The Witches of Eastwick can be seen as something of a departure for John Updike, yet the book is also a continuation of themes expressed in his earlier fiction. The work’s mythological nature does have at least one precedent in Updike’s third novel, The Centaur (1963), but aside from that, the novel reveals Updike’s continuing regard for detailing the smallest aspects of daily life with meticulous care. His preoccupation with what goes on behind closed doors and his penchant for scrutinizing dreary existence have struck some critics as obsessive; still, Updike’s skill at portrayal cannot be denied, even by his harshest detractors.
To many critics, the writing in The Witches of Eastwick is generally thought to be as good as that in some of Updike’s best efforts, including The Poorhouse Fair (1959), Of the Farm (1965), Couples (1968), and the Pulitzer Prize-winning Rabbit Is Rich (1981), which immediately preceded The Witches of Eastwick. Yet some critics have also blasted Updike’s novel for being pretentious, mean-spirited, and overly indulgent. As well, The Witches of Eastwick has been thought by some to demonstrate an essential dislike for women.

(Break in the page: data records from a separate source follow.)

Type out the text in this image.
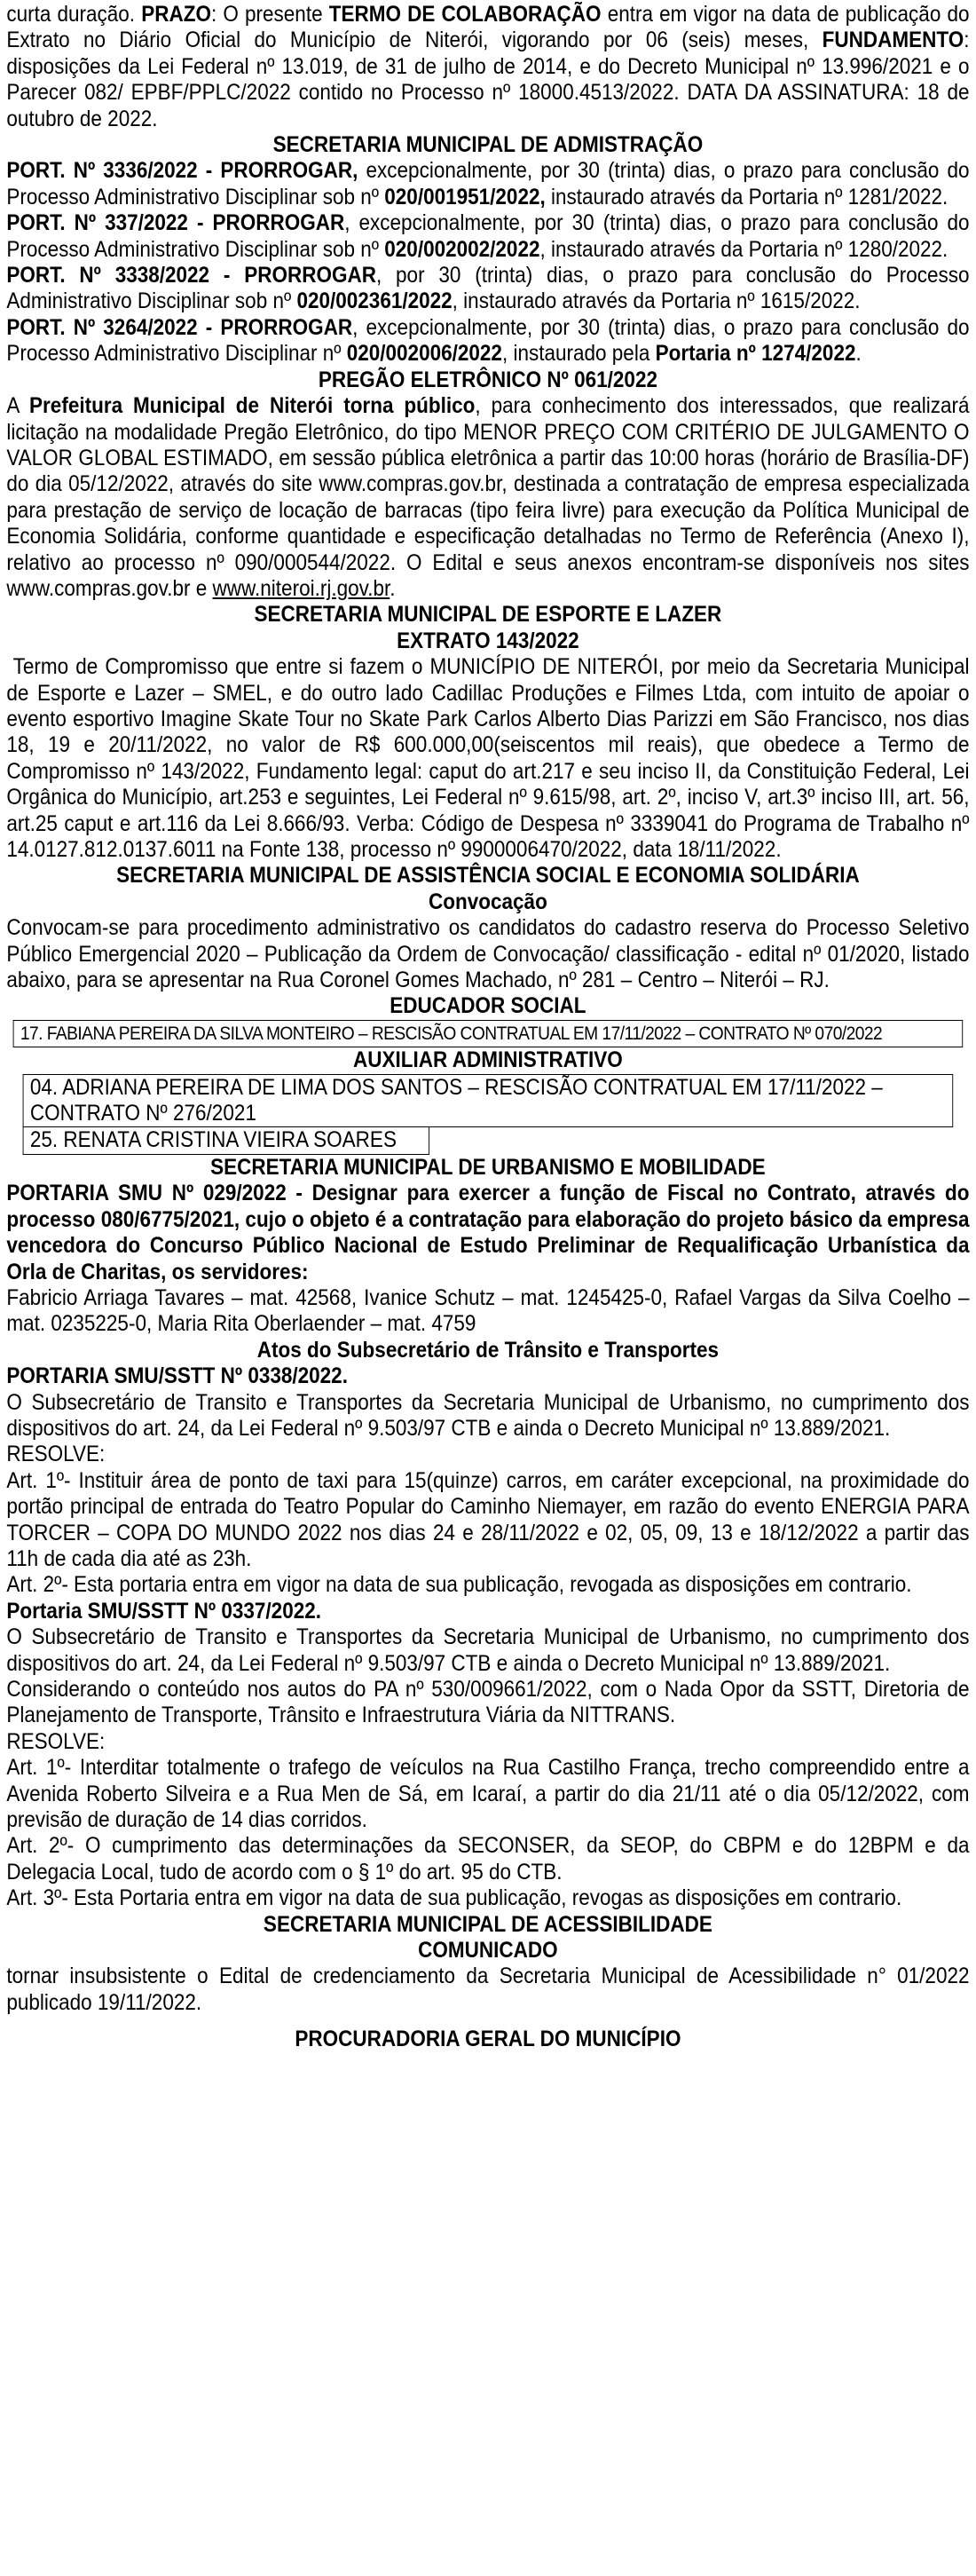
curta duração. PRAZO: O presente TERMO DE COLABORAÇÃO entra em vigor na data de publicação do Extrato no Diário Oficial do Município de Niterói, vigorando por 06 (seis) meses, FUNDAMENTO: disposições da Lei Federal nº 13.019, de 31 de julho de 2014, e do Decreto Municipal nº 13.996/2021 e o Parecer 082/ EPBF/PPLC/2022 contido no Processo nº 18000.4513/2022. DATA DA ASSINATURA: 18 de outubro de 2022.

SECRETARIA MUNICIPAL DE ADMISTRAÇÃO

PORT. Nº 3336/2022 - PRORROGAR, excepcionalmente, por 30 (trinta) dias, o prazo para conclusão do Processo Administrativo Disciplinar sob nº 020/001951/2022, instaurado através da Portaria nº 1281/2022.

PORT. Nº 337/2022 - PRORROGAR, excepcionalmente, por 30 (trinta) dias, o prazo para conclusão do Processo Administrativo Disciplinar sob nº 020/002002/2022, instaurado através da Portaria nº 1280/2022.

PORT. Nº 3338/2022 - PRORROGAR, por 30 (trinta) dias, o prazo para conclusão do Processo Administrativo Disciplinar sob nº 020/002361/2022, instaurado através da Portaria nº 1615/2022.

PORT. Nº 3264/2022 - PRORROGAR, excepcionalmente, por 30 (trinta) dias, o prazo para conclusão do Processo Administrativo Disciplinar nº 020/002006/2022, instaurado pela Portaria nº 1274/2022.

PREGÃO ELETRÔNICO Nº 061/2022

A Prefeitura Municipal de Niterói torna público, para conhecimento dos interessados, que realizará licitação na modalidade Pregão Eletrônico, do tipo MENOR PREÇO COM CRITÉRIO DE JULGAMENTO O VALOR GLOBAL ESTIMADO, em sessão pública eletrônica a partir das 10:00 horas (horário de Brasília-DF) do dia 05/12/2022, através do site www.compras.gov.br, destinada a contratação de empresa especializada para prestação de serviço de locação de barracas (tipo feira livre) para execução da Política Municipal de Economia Solidária, conforme quantidade e especificação detalhadas no Termo de Referência (Anexo I), relativo ao processo nº 090/000544/2022. O Edital e seus anexos encontram-se disponíveis nos sites www.compras.gov.br e www.niteroi.rj.gov.br.

SECRETARIA MUNICIPAL DE ESPORTE E LAZER

EXTRATO 143/2022

Termo de Compromisso que entre si fazem o MUNICÍPIO DE NITERÓI, por meio da Secretaria Municipal de Esporte e Lazer – SMEL, e do outro lado Cadillac Produções e Filmes Ltda, com intuito de apoiar o evento esportivo Imagine Skate Tour no Skate Park Carlos Alberto Dias Parizzi em São Francisco, nos dias 18, 19 e 20/11/2022, no valor de R$ 600.000,00(seiscentos mil reais), que obedece a Termo de Compromisso nº 143/2022, Fundamento legal: caput do art.217 e seu inciso II, da Constituição Federal, Lei Orgânica do Município, art.253 e seguintes, Lei Federal nº 9.615/98, art. 2º, inciso V, art.3º inciso III, art. 56, art.25 caput e art.116 da Lei 8.666/93. Verba: Código de Despesa nº 3339041 do Programa de Trabalho nº 14.0127.812.0137.6011 na Fonte 138, processo nº 9900006470/2022, data 18/11/2022.

SECRETARIA MUNICIPAL DE ASSISTÊNCIA SOCIAL E ECONOMIA SOLIDÁRIA

Convocação

Convocam-se para procedimento administrativo os candidatos do cadastro reserva do Processo Seletivo Público Emergencial 2020 – Publicação da Ordem de Convocação/ classificação - edital nº 01/2020, listado abaixo, para se apresentar na Rua Coronel Gomes Machado, nº 281 – Centro – Niterói – RJ.

EDUCADOR SOCIAL

17. FABIANA PEREIRA DA SILVA MONTEIRO – RESCISÃO CONTRATUAL EM 17/11/2022 – CONTRATO Nº 070/2022

AUXILIAR ADMINISTRATIVO

04. ADRIANA PEREIRA DE LIMA DOS SANTOS – RESCISÃO CONTRATUAL EM 17/11/2022 – CONTRATO Nº 276/2021
25. RENATA CRISTINA VIEIRA SOARES

SECRETARIA MUNICIPAL DE URBANISMO E MOBILIDADE

PORTARIA SMU Nº 029/2022 - Designar para exercer a função de Fiscal no Contrato, através do processo 080/6775/2021, cujo o objeto é a contratação para elaboração do projeto básico da empresa vencedora do Concurso Público Nacional de Estudo Preliminar de Requalificação Urbanística da Orla de Charitas, os servidores:

Fabricio Arriaga Tavares – mat. 42568, Ivanice Schutz – mat. 1245425-0, Rafael Vargas da Silva Coelho – mat. 0235225-0, Maria Rita Oberlaender – mat. 4759

Atos do Subsecretário de Trânsito e Transportes

PORTARIA SMU/SSTT Nº 0338/2022.

O Subsecretário de Transito e Transportes da Secretaria Municipal de Urbanismo, no cumprimento dos dispositivos do art. 24, da Lei Federal nº 9.503/97 CTB e ainda o Decreto Municipal nº 13.889/2021.

RESOLVE:

Art. 1º- Instituir área de ponto de taxi para 15(quinze) carros, em caráter excepcional, na proximidade do portão principal de entrada do Teatro Popular do Caminho Niemayer, em razão do evento ENERGIA PARA TORCER – COPA DO MUNDO 2022 nos dias 24 e 28/11/2022 e 02, 05, 09, 13 e 18/12/2022 a partir das 11h de cada dia até as 23h.

Art. 2º- Esta portaria entra em vigor na data de sua publicação, revogada as disposições em contrario.

Portaria SMU/SSTT Nº 0337/2022.

O Subsecretário de Transito e Transportes da Secretaria Municipal de Urbanismo, no cumprimento dos dispositivos do art. 24, da Lei Federal nº 9.503/97 CTB e ainda o Decreto Municipal nº 13.889/2021.

Considerando o conteúdo nos autos do PA nº 530/009661/2022, com o Nada Opor da SSTT, Diretoria de Planejamento de Transporte, Trânsito e Infraestrutura Viária da NITTRANS.

RESOLVE:

Art. 1º- Interditar totalmente o trafego de veículos na Rua Castilho França, trecho compreendido entre a Avenida Roberto Silveira e a Rua Men de Sá, em Icaraí, a partir do dia 21/11 até o dia 05/12/2022, com previsão de duração de 14 dias corridos.

Art. 2º- O cumprimento das determinações da SECONSER, da SEOP, do CBPM e do 12BPM e da Delegacia Local, tudo de acordo com o § 1º do art. 95 do CTB.

Art. 3º- Esta Portaria entra em vigor na data de sua publicação, revogas as disposições em contrario.

SECRETARIA MUNICIPAL DE ACESSIBILIDADE

COMUNICADO

tornar insubsistente o Edital de credenciamento da Secretaria Municipal de Acessibilidade n° 01/2022 publicado 19/11/2022.

PROCURADORIA GERAL DO MUNICÍPIO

Since the period of his earliest works, critical focus has shifted from a concern with Updike’s lush, detailed style to a consideration of his themes, which, some say, he treats in a shallow and inconsequential manner. Much of the severest criticism might be summed up by the charge that Updike writes very well about nothing much. Updike has countered by claiming that such critics are looking only for ever-increasing thrills. He suggests that the normal and the real are profound in their own respects.